Sentenza Sentenza Cassazione Civile n. 32642 del 17/12/2018

Cassazione civile sez. VI, 17/12/2018, (ud. 10/10/2018, dep. 17/12/2018), n.32642

Fatto

FATTO E DIRITTO

1. – Agenzia delle Entrate ricorre avverso una sentenza delle Commissione Tributaria regionale della Campania, che, confermando la decisione di primo grado, ha ritenuto gravare sul Fisco la dimostrazione delle esterovestizione di una società.

In particolare, I.G. ha conferito nella società inglese Gabry Ltd. beni immobili di sua proprietà (siti in Italia) a contropartita dell’aumento di capitale.

Il notaio rogante ha applicato al conferimento del bene la tariffa agevolativa, in misura fissa, prevista (D.P.R. n. 131 del 1986, art. 4) per i casi in cui la società destinataria del conferimento ha sede in uno Stato membro dell’Unione Europea.

Secondo il Fisco, la Gabry solo apparentemente è società estera, avendo invece il centro principale dei suoi interessi in Italia, con la conseguenza che al conferimento andava applicato il regime ordinario, a tassazione proporzionale e non fissa.

2. – I giudici di merito hanno entrambi accolto il ricorso del I. (soggetto conferente e dunque tenuto alla imposta) sostenendo che l’onere di dimostrare che la società è in realtà solo apparentemente estera gravava sul Fisco, che non vi ha però adempiuto appieno.

Agenzia delle Entrate ricorre con un motivo, con cui fa valere violazione di legge (art. 2697 c.c.) in tema di onere della prova, sostenendo che il D.P.R. n. 9017 del 1986, art. 73, fa gravare tale onere sul contribuente.

V’è controricorso del contribuente. Quest’ultimo ha rinunciato al motivo di appello incidentale, che concerneva l’omessa notifica dell’avviso di liquidazione e, nel merito, ha chiesto il rigetto del ricorso principale.

3. – Il motivo di ricorso è inammissibile.

Agenzia delle Entrate deduce un’erronea interpretazione del D.P.R. n. 9017, art. 73 e dell’art. 2967 c.c., sostenendo che i giudici di merito hanno errato nel ritenere gravante sul Fisco l’onere di provare la esterovestizione.

Questa censura però è infondata.

Invero l’art. 73 cit. (“ai fini delle imposte sui redditi si considerano residente le società e gli enti che, per la maggior parte del periodo di imposta, hanno la sede legale o la sede dell’amministrazione o l’oggetto principale nel territorio dello Stato”) non è una regola sulla distribuzione dell’onere probatorio, ma una regola che pone una presunzione di esterovestizione in presenza di alcuni indici.
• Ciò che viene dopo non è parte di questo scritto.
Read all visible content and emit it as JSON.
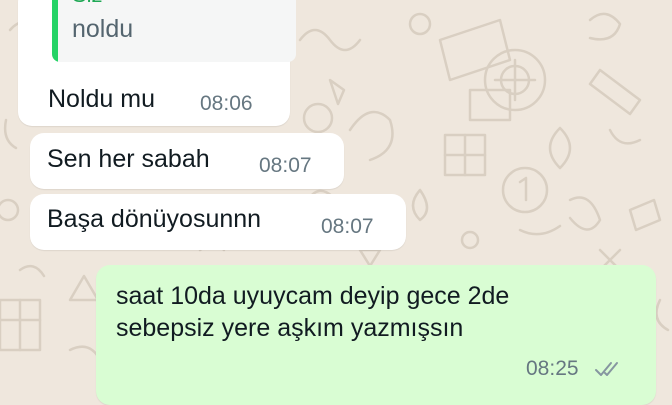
{
  "chat": {
    "colors": {
      "wallpaper": "#efe7dd",
      "incoming_bubble": "#ffffff",
      "outgoing_bubble": "#d9fdd3",
      "reply_accent": "#25d366",
      "tick_color": "#8696a0"
    },
    "reply": {
      "author": "Siz",
      "text": "noldu"
    },
    "messages": [
      {
        "text": "Noldu mu",
        "time": "08:06",
        "direction": "incoming"
      },
      {
        "text": "Sen her sabah",
        "time": "08:07",
        "direction": "incoming"
      },
      {
        "text": "Başa dönüyosunnn",
        "time": "08:07",
        "direction": "incoming"
      },
      {
        "lines": [
          "saat 10da uyuycam deyip gece 2de",
          "sebepsiz yere aşkım yazmışsın"
        ],
        "time": "08:25",
        "direction": "outgoing",
        "status_icon": "double-check-icon"
      }
    ]
  }
}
In pratica la norma consente al Fisco di giovarsi di una presunzione per dimostrare che la società è solo apparentemente estera, ma in realtà opera in Italia.
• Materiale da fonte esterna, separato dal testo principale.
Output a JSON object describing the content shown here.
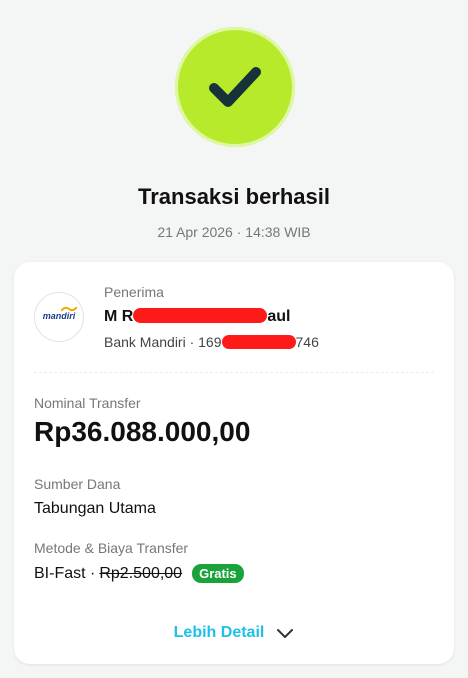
{
  "status": {
    "title": "Transaksi berhasil",
    "timestamp": "21 Apr 2026 · 14:38 WIB",
    "icon": "check-icon",
    "accent_color": "#b6ea2b"
  },
  "recipient": {
    "label": "Penerima",
    "name_prefix": "M R",
    "name_suffix": "aul",
    "bank": "Bank Mandiri · 169",
    "account_suffix": "746",
    "bank_logo_text": "mandiri"
  },
  "transfer": {
    "nominal_label": "Nominal Transfer",
    "nominal_value": "Rp36.088.000,00",
    "source_label": "Sumber Dana",
    "source_value": "Tabungan Utama",
    "method_label": "Metode & Biaya Transfer",
    "method_value": "BI-Fast ·",
    "fee_original": "Rp2.500,00",
    "fee_badge": "Gratis"
  },
  "actions": {
    "more_detail_label": "Lebih Detail"
  },
  "colors": {
    "badge_green": "#1aa33a",
    "link_cyan": "#1ec0e8",
    "redaction_red": "#ff1a1a"
  }
}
Il fatto che una norma consenta al Fisco di avvalersi di una presunzione non vuol dire che fa gravare l’onere della prova sulla controparte (che ovviamente, ma è questione diversa, ha semmai l’onere di vincere la presunzione); ha piuttosto proprio il significato contrario di assegnare tale onere al Fisco, consentendogli però di assolverlo mediante una presunzione favorevole in presenza di alcuni indici.
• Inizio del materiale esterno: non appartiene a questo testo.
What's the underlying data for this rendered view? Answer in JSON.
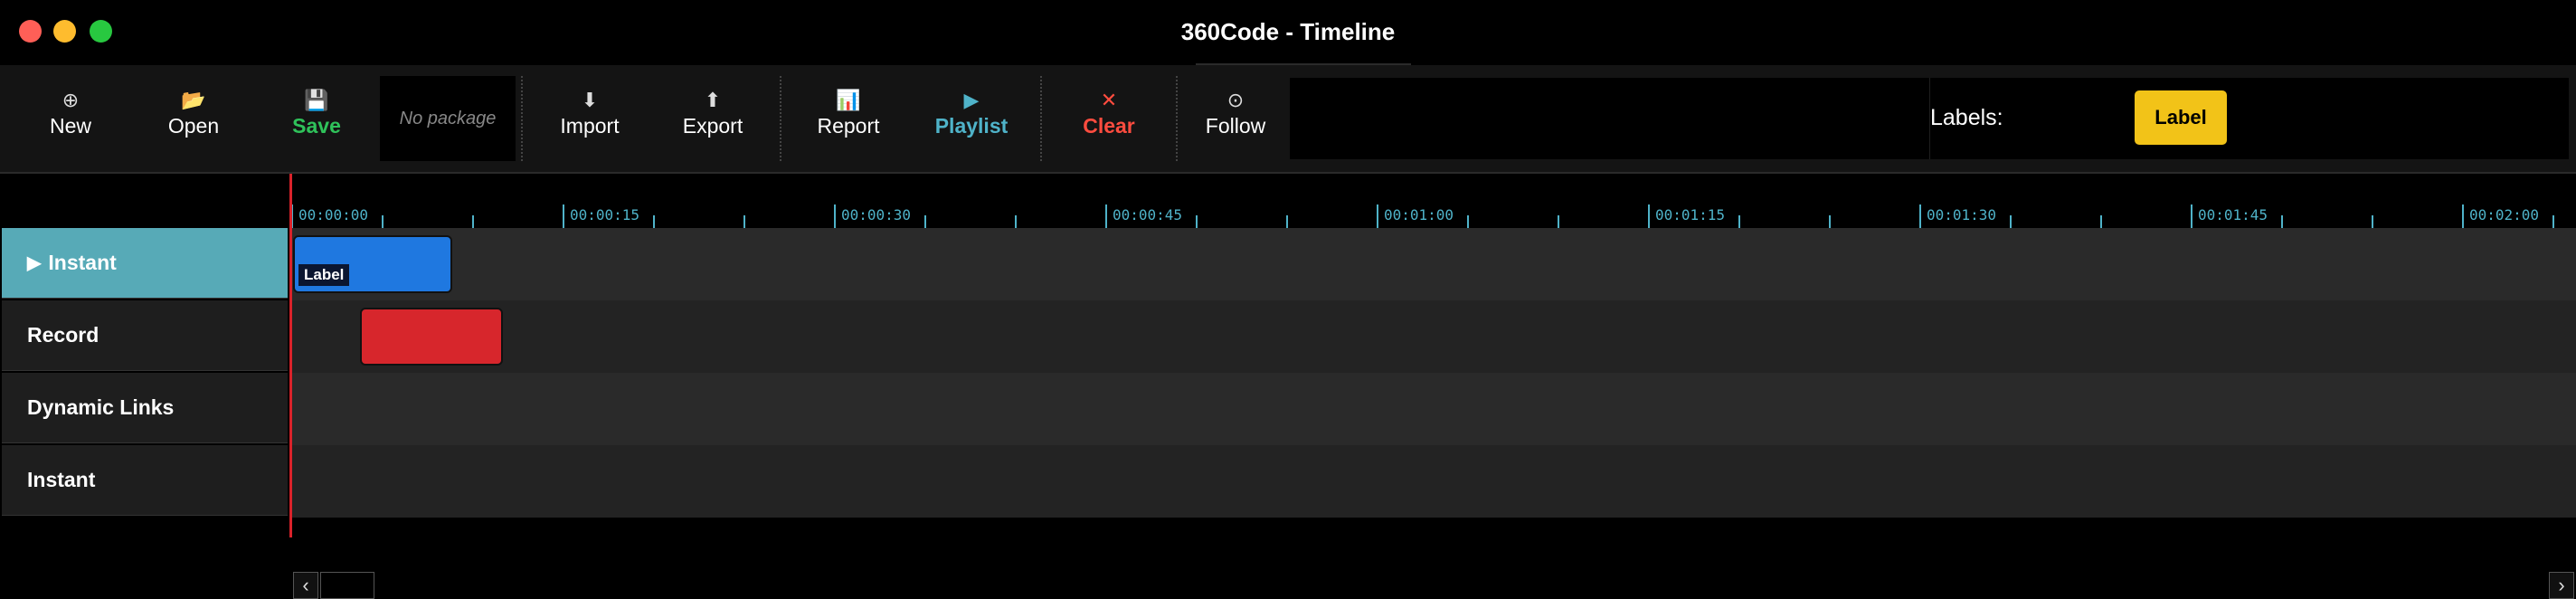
{
  "window": {
    "title": "360Code - Timeline"
  },
  "toolbar": {
    "new_label": "New",
    "new_icon": "plus-circle-icon",
    "open_label": "Open",
    "open_icon": "folder-icon",
    "save_label": "Save",
    "save_icon": "floppy-icon",
    "package_placeholder": "No package",
    "import_label": "Import",
    "import_icon": "arrow-down-icon",
    "export_label": "Export",
    "export_icon": "arrow-up-icon",
    "report_label": "Report",
    "report_icon": "bar-chart-icon",
    "playlist_label": "Playlist",
    "playlist_icon": "play-icon",
    "clear_label": "Clear",
    "clear_icon": "x-icon",
    "follow_label": "Follow",
    "follow_icon": "target-icon"
  },
  "labels": {
    "title": "Labels:",
    "chip": "Label",
    "chip_color": "#f2c318"
  },
  "tracks": [
    {
      "label": "Instant",
      "active": true
    },
    {
      "label": "Record",
      "active": false
    },
    {
      "label": "Dynamic Links",
      "active": false
    },
    {
      "label": "Instant",
      "active": false
    }
  ],
  "ruler": {
    "labels": [
      "00:00:00",
      "00:00:15",
      "00:00:30",
      "00:00:45",
      "00:01:00",
      "00:01:15",
      "00:01:30",
      "00:01:45",
      "00:02:00"
    ]
  },
  "clips": [
    {
      "track": 0,
      "color": "#1f78e0",
      "tag": "Label"
    },
    {
      "track": 1,
      "color": "#d7262c",
      "tag": ""
    }
  ],
  "colors": {
    "accent": "#4fb3c9",
    "save": "#2fc25a",
    "clear": "#ff4c3f",
    "playhead": "#d9222a"
  }
}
Altro discorso, si ripete, è che poi l’onere di vincere la presunzione gravi sul contribuente.

La sentenza impugnata correttamente ritiene che l’onere della prova gravi sul Fisco, e che quest’ultimo, per vincerla, può avvalersi di presunzioni, conformemente del resto ad un orientamento di questa Corte, per il quale è necessario l’accertamento in concreto della artificiosità della collocazione estera di una società per poter ritenere che la sede effettiva è invece in Italia (Cass. n. 2869 del 2013).

Agenzia delle Entrate invero fa questione diversa, ritenendo implicitamente di avere assolto l’onere della prova, allegando elementi presuntivi della fittizietà della collocazione estera, e ritenendo che il contribuente non ha smentito tale presunzione. Ma questa è una questione diversa da quella che riguarda, in astratto, la ripartizione dell’onere probatorio iniziale, oggetto del motivo di ricorso. Ed è una questione che non coglie la ratio della decisione impugnata, la quale non fa gravare, in modo errato, l’onere della prova sul Fisco, piuttosto ritiene che il Fisco non l’abbia assolto adeguatamente.

Il ricorso va respinto e le spese seguono la soccombenza.

P.Q.M.

La Corte dichiara inammissibile il ricorso e condanna la ricorrente al pagamento delle spese di lite nella misura di 4100,00 Euro, oltre accessori.

Così deciso in Roma, il 10 ottobre 2018.